The emulator and training infrastructure work. The RL problem is unsolved. If you're excited about Pokemon RL, this is a solid foundation — start with Stage 1 (Exit Oak's lab) and the sync PPO setup.
gbxcule/
├── src/gbxcule/
│ ├── core/ # Pure logic (ABI, ISA, action codec, signatures)
│ ├── kernels/ # Warp kernels + template system
│ │ └── cpu_templates/ # Instruction templates (alu, loads, jumps, stack, bitops)

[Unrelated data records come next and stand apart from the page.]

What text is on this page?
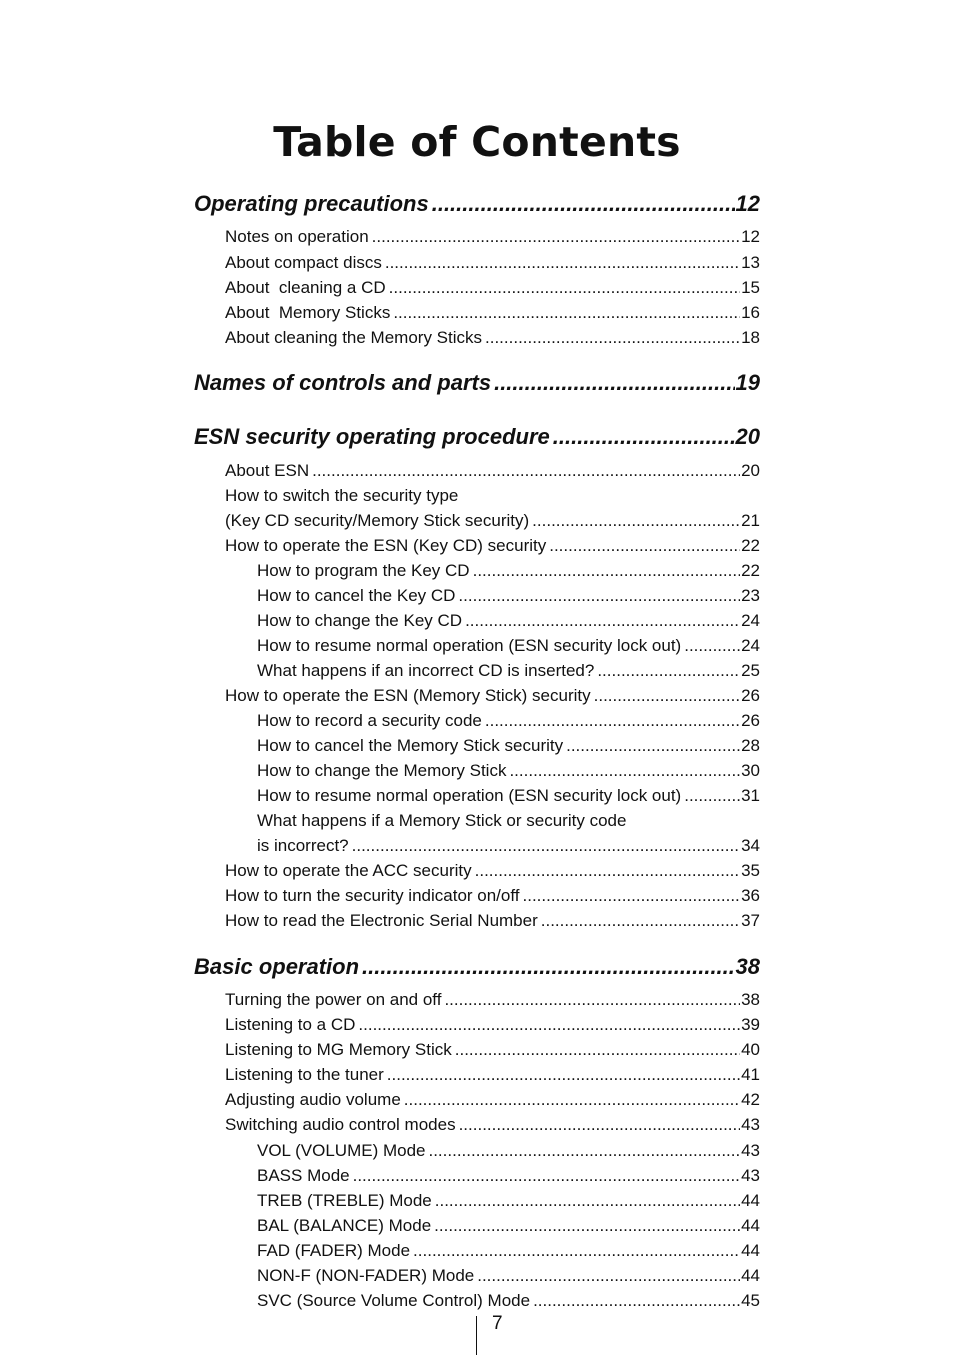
Table of Contents
Operating precautions .....	12
Notes on operation .....	12
About compact discs .....	13
About  cleaning a CD .....	15
About  Memory Sticks .....	16
About cleaning the Memory Sticks .....	18
Names of controls and parts .....	19
ESN security operating procedure .....	20
About ESN .....	20
How to switch the security type
(Key CD security/Memory Stick security) .....	21
How to operate the ESN (Key CD) security .....	22
How to program the Key CD .....	22
How to cancel the Key CD .....	23
How to change the Key CD .....	24
How to resume normal operation (ESN security lock out) .....	24
What happens if an incorrect CD is inserted? .....	25
How to operate the ESN (Memory Stick) security .....	26
How to record a security code .....	26
How to cancel the Memory Stick security .....	28
How to change the Memory Stick .....	30
How to resume normal operation (ESN security lock out) .....	31
What happens if a Memory Stick or security code
is incorrect? .....	34
How to operate the ACC security .....	35
How to turn the security indicator on/off .....	36
How to read the Electronic Serial Number .....	37
Basic operation .....	38
Turning the power on and off .....	38
Listening to a CD .....	39
Listening to MG Memory Stick .....	40
Listening to the tuner .....	41
Adjusting audio volume .....	42
Switching audio control modes .....	43
VOL (VOLUME) Mode .....	43
BASS Mode .....	43
TREB (TREBLE) Mode .....	44
BAL (BALANCE) Mode .....	44
FAD (FADER) Mode .....	44
NON-F (NON-FADER) Mode .....	44
SVC (Source Volume Control) Mode .....	45
7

│ ├── backends/ # PyBoy oracle, Warp CPU/CUDA, PufferLib integrations
│ └── rl/ # PPO, A2C, DreamerV3, Pokemon Red envs
│ └── dreamer_v3/ # Full DreamerV3 implementation
├── bench/
│ ├── harness.py # Benchmark + verification harness
│ ├── tetris_bench.py # Tetris-specific benchmark
│ ├── roms/ # Micro-ROM generator + suite.yaml
│ └── analysis/ # Scaling plots, summary reports
├── tests/ # 90 test files (CPU instructions, PPU, RL algorithms)
├── tools/ # Training scripts, profiling, capture utilities
├── states/ # Savestates for RL stages
├── configs/ # YAML/JSON configurations
├── history/ # Planning documents (PRD, architecture, milestone plans)
├── ARCHITECTURE.md # Engineering architecture (detailed)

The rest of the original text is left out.